OSP: Could you explain how the LucentAD test works including how clinicians will benefit from using it?
MT: Sure, it is a simple blood test to determine if an individual is likely or not to have amyloid pathology consistent with Alzheimer’s disease. A standard blood draw is used to take a sample of a patient’s blood. The test can be ordered through a secure on-line portal, and then the blood sample is shipped to Lucent Diagnostics for processing. The result will be reported to the relevant physician within 10 days after it’s been received, and a notification is provided when the result is available.
The test is designed as a ‘rule out’ test. So, a negative result (below the cutoff) indicates a low likelihood of the presence of amyloid pathology and that alternative causes for the patient’s memory concerns should be investigated. A positive result (above the cutoff) is consistent with the presence of amyloid pathology and that additional confirmatory testing may be indicated for a diagnosis.
The aim is to provides a straightforward and convenient way for physicians to assess a patient’s likelihood of having amyloid pathology to complement other clinical assessments, including cognitive tests.
OSP: How do you see this speeding up the process – and how was the test discovered?
MT: The way it can simplify clinical workflows by reducing the number of unnecessary PET scans or spinal taps for CSF biomarker measurements to confirm amyloid pathology status. Additionally, it has the potential to reduce bottlenecks so that clinicians and patients can get answers faster.
The test measures a form of phosphorylated Tau (p-Tau181) in human plasma, which is associated with amyloid pathology, a hallmark of Alzheimer’s disease. Extensive clinical research supported by multiple peer-reviewed publications have validated the association of phosphorylated Tau in plasma with amyloid pathology. Several landmark studies spanning multiple independent cohorts and powered by the ultra-sensitivity of Quanterix’s Simoa platform demonstrated the specificity and accuracy of p-Tau181 for amyloid pathology in Alzheimer’s disease.
OSP: How exactly do you assess the likelihood of someone having amyloid pathology - what shows up - and can it indicate the likelihood of any other diseases?
LucentAD measures the concentration of p-Tau181 in plasma. The test performance was characterized by comparing plasma p-Tau181 concentrations with amyloid PET status in a large cohort of individuals with mild cognitive impairment. The test was optimized to maximize the clinical sensitivity and negative predictive value. To validate the cutoff, the test was performed on 293 patients from different clinical sites who were diagnosed with mild cognitive impairment based on clinical and cognitive assessments. LucentAD test demonstrated a clinical sensitivity of 90% and a specificity of 56%. The prevalence of amyloid positivity in this cohort was 34.5%. At this prevalence, the negative predictive value of the test was determined to be 91.4%.
OSP: Who are the targets for early screening, or do you believe everyone regardless of history should have early screening?
MT: It is intended for patients who are being evaluated for Alzheimer’s disease risk to aid in diagnostic evaluation. The test has been most extensively validated for individuals with mild cognitive impairment or early stage disease.
A physician needs to decide who is appropriate for LucentAD based on their clinical assessment and judgement.

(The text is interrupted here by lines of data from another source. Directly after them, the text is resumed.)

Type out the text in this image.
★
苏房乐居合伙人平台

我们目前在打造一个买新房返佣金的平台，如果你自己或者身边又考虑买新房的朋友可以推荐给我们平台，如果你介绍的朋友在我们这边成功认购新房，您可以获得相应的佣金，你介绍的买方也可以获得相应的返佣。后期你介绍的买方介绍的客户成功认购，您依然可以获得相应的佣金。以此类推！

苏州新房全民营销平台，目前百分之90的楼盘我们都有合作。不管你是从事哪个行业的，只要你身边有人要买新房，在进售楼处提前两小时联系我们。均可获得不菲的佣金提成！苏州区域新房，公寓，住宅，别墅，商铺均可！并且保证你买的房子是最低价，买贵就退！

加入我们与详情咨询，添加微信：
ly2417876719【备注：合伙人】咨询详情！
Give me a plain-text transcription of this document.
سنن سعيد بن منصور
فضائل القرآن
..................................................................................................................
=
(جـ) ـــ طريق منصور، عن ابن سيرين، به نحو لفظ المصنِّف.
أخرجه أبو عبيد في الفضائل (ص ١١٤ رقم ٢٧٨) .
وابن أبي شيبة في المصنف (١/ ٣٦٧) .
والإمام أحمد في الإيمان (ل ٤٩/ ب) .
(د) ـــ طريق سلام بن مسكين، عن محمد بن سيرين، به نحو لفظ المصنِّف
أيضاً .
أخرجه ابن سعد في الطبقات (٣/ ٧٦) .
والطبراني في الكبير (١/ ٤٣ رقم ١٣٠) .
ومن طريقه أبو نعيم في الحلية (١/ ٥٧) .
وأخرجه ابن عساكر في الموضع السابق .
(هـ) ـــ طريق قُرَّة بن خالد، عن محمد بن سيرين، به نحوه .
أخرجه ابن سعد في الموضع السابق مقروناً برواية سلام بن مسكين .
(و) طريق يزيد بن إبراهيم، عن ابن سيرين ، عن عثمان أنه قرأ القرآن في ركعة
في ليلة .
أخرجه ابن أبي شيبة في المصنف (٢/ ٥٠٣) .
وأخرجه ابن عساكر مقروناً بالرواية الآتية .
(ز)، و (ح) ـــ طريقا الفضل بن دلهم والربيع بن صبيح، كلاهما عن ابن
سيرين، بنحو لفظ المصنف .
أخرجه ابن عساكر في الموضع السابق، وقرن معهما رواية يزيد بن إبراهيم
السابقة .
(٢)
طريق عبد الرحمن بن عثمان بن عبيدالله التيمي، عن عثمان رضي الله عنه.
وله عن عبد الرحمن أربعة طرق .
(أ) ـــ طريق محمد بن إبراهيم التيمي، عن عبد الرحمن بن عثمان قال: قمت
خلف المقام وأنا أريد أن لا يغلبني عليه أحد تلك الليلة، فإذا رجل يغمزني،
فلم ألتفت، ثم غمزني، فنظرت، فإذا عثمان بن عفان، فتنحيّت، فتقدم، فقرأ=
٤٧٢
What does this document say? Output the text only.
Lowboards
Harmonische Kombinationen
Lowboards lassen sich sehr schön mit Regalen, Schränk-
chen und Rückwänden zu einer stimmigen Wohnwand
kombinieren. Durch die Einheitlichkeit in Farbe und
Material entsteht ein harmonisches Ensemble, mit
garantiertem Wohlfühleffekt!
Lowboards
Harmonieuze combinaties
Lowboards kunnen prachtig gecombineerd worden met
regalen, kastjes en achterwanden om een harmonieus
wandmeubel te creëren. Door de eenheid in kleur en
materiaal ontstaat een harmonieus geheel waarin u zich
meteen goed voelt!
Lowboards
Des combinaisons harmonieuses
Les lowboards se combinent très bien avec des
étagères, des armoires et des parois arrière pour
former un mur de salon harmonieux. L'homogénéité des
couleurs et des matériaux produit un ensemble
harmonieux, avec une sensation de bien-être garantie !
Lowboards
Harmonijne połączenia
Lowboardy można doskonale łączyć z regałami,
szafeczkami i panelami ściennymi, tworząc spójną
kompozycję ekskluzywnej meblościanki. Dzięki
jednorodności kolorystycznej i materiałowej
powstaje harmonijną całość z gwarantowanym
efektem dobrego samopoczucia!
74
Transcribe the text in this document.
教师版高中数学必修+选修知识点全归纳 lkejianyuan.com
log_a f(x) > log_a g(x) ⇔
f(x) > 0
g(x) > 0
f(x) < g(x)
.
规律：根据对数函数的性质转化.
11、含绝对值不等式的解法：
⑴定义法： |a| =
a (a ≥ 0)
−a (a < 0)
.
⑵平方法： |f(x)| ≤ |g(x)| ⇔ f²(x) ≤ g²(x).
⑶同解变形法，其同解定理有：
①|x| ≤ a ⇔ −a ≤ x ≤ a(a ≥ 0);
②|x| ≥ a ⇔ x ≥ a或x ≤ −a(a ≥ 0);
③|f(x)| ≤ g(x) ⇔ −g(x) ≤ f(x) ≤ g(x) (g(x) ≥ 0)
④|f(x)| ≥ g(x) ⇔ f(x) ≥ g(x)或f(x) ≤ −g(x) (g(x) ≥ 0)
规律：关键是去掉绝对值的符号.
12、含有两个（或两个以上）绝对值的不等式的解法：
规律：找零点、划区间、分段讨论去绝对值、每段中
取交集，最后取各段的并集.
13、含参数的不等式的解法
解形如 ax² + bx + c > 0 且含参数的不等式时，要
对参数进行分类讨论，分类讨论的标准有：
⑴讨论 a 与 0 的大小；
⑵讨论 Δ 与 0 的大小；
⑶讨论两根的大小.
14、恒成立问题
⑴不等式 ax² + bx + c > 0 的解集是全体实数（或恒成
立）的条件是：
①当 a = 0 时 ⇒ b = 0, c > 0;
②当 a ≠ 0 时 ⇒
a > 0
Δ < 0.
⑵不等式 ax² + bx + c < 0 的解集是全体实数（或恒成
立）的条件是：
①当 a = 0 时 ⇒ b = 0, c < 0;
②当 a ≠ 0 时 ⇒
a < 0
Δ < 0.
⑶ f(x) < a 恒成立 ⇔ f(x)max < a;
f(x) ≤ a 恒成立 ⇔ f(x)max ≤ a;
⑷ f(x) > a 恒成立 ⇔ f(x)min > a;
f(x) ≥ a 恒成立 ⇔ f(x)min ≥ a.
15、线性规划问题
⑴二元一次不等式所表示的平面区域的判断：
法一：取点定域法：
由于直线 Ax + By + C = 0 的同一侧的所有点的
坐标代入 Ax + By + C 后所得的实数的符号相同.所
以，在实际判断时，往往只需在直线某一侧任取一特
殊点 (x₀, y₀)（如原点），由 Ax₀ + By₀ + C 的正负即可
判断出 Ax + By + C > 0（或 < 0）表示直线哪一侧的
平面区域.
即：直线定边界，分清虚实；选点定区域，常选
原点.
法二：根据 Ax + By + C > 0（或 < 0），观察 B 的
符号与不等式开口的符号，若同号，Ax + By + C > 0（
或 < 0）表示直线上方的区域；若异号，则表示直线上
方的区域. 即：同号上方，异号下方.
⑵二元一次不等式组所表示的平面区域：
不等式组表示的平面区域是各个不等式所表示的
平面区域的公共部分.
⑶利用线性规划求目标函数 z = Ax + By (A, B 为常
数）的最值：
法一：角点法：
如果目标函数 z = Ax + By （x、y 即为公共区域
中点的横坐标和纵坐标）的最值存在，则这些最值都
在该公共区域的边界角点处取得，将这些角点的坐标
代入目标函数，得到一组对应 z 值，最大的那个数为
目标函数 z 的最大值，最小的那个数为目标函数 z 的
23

OSP: What makes you sure they will become standard practice – is there anything that could stand in the way?
MT: There is a strong body of evidence supporting the validity of blood-based biomarkers for assessing Alzheimer’s disease pathology. This includes results from large clinical trials demonstrating the efficacy of new Alzheimer’s treatments. For example, measurements of p-Tau181 obtained using Quanterix’s platform are included on Eisai’s Leqembi label.
In addition to that, the National Institute of Aging in collaboration with the Alzheimer’s Association recently presented draft guidelines for the classification of Alzheimer’s disease using imaging and fluid biomarkers. Blood based biomarkers are included in the guidelines alongside other fluid biomarkers such as those measured in CSF. These guidelines are expected to be finalized and published in the coming months.
These developments are a reflection of advances in the performance and validation of blood biomarker assays and provide confidence that blood biomarkers for Alzheimer’s will gain adoption in clinical practice.